Mereka berbicara seolah-olah mereka telah memperlakukan Zhao Feng dan teman-temannya sebagai mangsa di dalam tas.Orang-orang yang berdiri di belakang Zhao Feng tidak hanya ketakutan tetapi juga marah karena mereka menderita penghinaan.

“Jangan membual.Pembantuku akan mengalahkan kalian semua dengan satu tangan! ” Zhao Feng melirik sepuluh orang di depannya dan tersenyum tipis.

“Apa katamu?” Li Aotian memelototinya dan sepertinya melancarkan serangan.

“Waktunya sudah habis.Ayo mulai! ” Lao Biao menjulurkan lidahnya dan menjilat bibir bawahnya.Dia menyeringai dan berkata, “Zhao Feng, Zhao Feng, saya pikir Anda benar-benar dapat menemukan seseorang, tetapi hanya kata-kata kosong.Hei, nikmati dirimu sendiri selama sisa waktu! ”
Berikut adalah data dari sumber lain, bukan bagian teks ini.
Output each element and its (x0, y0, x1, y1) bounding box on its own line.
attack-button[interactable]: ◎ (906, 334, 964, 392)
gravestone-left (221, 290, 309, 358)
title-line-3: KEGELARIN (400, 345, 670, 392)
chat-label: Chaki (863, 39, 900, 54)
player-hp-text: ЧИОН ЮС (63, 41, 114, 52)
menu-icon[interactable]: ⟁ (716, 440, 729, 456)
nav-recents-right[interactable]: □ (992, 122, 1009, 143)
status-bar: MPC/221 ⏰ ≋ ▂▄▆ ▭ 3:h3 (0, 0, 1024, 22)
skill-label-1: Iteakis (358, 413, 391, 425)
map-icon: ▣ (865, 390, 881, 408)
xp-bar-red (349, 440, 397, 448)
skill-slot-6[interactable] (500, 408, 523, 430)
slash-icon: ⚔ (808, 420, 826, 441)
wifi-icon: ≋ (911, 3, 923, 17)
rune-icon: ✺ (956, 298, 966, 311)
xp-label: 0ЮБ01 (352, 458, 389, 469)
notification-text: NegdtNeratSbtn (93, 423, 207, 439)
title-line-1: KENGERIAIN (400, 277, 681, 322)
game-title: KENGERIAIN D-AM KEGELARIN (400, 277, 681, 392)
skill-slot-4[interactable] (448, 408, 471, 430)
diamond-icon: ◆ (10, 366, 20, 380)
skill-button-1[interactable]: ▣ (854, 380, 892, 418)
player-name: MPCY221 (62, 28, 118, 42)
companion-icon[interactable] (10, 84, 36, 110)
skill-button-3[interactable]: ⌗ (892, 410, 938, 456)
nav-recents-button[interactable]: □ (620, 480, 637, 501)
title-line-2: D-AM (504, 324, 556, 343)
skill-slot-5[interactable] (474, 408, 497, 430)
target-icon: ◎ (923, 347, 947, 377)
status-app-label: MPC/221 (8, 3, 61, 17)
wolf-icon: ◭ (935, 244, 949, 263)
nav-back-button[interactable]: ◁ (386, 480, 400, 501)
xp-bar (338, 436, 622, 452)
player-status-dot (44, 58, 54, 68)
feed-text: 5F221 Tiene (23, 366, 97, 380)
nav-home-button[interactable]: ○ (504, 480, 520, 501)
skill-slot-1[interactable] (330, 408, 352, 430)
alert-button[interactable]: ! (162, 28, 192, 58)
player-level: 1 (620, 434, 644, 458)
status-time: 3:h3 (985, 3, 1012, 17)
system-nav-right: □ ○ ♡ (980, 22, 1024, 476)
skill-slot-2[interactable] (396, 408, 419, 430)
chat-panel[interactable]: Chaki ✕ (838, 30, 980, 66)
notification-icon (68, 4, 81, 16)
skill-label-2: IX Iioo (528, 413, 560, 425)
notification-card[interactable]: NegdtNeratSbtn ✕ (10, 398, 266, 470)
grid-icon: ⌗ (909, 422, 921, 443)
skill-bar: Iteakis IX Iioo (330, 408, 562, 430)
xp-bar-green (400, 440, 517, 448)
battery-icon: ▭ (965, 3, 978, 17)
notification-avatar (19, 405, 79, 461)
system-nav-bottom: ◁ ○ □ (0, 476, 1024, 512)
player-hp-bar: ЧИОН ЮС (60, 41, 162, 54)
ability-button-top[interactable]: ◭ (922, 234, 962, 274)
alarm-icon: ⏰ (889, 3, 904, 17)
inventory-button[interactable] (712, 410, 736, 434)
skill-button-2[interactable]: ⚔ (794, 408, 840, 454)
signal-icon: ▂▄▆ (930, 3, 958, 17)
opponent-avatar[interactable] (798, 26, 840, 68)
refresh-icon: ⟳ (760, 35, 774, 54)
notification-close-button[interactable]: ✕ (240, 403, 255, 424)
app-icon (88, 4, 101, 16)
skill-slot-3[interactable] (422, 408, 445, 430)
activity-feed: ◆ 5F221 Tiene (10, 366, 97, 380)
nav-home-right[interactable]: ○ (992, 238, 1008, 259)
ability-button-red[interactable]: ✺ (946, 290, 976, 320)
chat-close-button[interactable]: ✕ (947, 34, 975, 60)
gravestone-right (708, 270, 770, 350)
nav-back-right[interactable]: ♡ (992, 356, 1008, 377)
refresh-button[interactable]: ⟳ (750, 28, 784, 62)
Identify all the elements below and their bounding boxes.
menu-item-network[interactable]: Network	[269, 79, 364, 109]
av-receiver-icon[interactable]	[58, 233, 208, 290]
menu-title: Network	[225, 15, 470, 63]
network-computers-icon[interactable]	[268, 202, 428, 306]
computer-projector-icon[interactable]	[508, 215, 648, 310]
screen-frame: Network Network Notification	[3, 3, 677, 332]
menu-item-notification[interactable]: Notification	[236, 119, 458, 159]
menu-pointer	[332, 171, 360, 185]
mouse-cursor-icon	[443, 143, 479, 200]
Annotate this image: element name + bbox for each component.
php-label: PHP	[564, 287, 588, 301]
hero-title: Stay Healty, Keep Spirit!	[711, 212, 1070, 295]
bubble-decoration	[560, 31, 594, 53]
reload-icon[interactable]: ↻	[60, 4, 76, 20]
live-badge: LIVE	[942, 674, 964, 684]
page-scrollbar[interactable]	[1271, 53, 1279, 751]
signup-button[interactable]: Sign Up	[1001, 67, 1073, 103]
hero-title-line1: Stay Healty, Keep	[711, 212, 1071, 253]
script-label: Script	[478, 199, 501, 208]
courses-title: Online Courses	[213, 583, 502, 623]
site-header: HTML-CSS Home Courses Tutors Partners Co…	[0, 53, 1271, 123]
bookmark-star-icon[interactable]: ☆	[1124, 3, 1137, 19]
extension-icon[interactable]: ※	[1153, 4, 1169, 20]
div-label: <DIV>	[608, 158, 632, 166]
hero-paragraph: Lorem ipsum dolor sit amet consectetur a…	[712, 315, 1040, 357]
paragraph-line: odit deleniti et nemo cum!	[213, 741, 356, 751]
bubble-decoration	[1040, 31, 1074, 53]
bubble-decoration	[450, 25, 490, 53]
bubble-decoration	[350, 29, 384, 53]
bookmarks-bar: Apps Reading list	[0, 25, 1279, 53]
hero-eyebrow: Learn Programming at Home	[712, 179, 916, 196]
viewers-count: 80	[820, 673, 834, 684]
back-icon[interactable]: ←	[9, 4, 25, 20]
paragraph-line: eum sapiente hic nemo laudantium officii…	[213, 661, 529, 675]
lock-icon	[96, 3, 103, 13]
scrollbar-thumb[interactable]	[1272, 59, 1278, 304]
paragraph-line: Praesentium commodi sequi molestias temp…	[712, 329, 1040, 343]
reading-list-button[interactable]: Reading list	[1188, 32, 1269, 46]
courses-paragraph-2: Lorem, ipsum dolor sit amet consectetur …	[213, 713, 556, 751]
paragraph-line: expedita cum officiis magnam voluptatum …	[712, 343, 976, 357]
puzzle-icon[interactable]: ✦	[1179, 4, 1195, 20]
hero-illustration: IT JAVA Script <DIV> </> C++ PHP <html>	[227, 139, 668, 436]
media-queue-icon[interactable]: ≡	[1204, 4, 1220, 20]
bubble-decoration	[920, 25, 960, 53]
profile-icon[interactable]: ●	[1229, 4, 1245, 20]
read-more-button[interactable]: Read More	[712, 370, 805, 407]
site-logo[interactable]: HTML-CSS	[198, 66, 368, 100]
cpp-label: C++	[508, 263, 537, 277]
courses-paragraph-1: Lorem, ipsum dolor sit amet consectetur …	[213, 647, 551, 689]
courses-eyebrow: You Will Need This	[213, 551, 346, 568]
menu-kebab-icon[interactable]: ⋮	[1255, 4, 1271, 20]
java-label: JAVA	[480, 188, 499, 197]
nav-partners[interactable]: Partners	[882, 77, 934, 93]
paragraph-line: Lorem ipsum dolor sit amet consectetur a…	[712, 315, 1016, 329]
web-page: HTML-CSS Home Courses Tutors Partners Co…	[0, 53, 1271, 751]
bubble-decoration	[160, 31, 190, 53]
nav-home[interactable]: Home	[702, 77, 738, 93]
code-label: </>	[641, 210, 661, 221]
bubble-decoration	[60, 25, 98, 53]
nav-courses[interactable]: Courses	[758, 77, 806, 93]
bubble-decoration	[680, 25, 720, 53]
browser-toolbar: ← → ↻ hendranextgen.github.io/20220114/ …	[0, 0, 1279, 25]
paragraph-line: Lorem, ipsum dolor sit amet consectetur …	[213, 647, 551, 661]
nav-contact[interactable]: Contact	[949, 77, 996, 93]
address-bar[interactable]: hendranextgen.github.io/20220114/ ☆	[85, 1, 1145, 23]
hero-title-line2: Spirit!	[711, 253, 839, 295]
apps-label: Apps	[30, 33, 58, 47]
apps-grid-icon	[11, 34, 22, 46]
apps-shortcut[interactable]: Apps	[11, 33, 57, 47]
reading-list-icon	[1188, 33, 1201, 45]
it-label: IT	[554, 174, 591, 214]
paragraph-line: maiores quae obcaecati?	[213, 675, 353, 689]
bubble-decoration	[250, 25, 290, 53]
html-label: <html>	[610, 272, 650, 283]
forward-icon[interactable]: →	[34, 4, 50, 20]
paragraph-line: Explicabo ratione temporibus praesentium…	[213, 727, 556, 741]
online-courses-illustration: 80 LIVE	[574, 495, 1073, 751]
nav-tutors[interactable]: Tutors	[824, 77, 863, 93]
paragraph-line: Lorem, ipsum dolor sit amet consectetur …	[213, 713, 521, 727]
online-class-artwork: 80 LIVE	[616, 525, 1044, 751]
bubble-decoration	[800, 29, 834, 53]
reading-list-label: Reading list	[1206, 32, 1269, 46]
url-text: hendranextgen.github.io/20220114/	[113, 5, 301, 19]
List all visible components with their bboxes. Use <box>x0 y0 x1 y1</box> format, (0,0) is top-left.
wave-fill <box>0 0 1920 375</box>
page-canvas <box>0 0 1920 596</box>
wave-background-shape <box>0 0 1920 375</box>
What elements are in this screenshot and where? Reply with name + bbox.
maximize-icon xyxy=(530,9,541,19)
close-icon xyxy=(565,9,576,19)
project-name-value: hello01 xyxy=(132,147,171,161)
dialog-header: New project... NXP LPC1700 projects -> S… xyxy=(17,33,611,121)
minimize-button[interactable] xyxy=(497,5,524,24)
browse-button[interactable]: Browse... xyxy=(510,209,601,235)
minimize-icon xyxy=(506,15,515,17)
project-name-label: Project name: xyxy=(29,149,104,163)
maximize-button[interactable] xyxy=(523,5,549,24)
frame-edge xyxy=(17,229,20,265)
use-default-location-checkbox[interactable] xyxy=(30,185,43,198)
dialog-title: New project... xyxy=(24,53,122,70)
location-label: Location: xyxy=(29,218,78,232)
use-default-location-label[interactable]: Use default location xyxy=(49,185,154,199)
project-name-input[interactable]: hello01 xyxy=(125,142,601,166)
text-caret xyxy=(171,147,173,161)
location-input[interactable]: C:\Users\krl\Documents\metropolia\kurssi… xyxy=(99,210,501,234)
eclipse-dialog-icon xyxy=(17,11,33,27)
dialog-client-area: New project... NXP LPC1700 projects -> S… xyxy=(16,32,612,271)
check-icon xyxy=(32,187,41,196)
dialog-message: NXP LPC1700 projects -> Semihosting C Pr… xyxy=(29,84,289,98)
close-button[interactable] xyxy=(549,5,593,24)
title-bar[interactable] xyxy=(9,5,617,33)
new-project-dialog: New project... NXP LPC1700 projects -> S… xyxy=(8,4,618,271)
“Siapa bilang aku tidak datang? Saya sudah disini!” Zhao Feng menyipitkan mata dan melihat ke ujung jalan.

Pada saat ini, semua orang menoleh untuk melihat ke arah itu.

Ketika mereka melihat mobil panda lucu perlahan mendekat, Ye Han, Dong Tianpeng, dan Xia Shanhao menjadi pucat.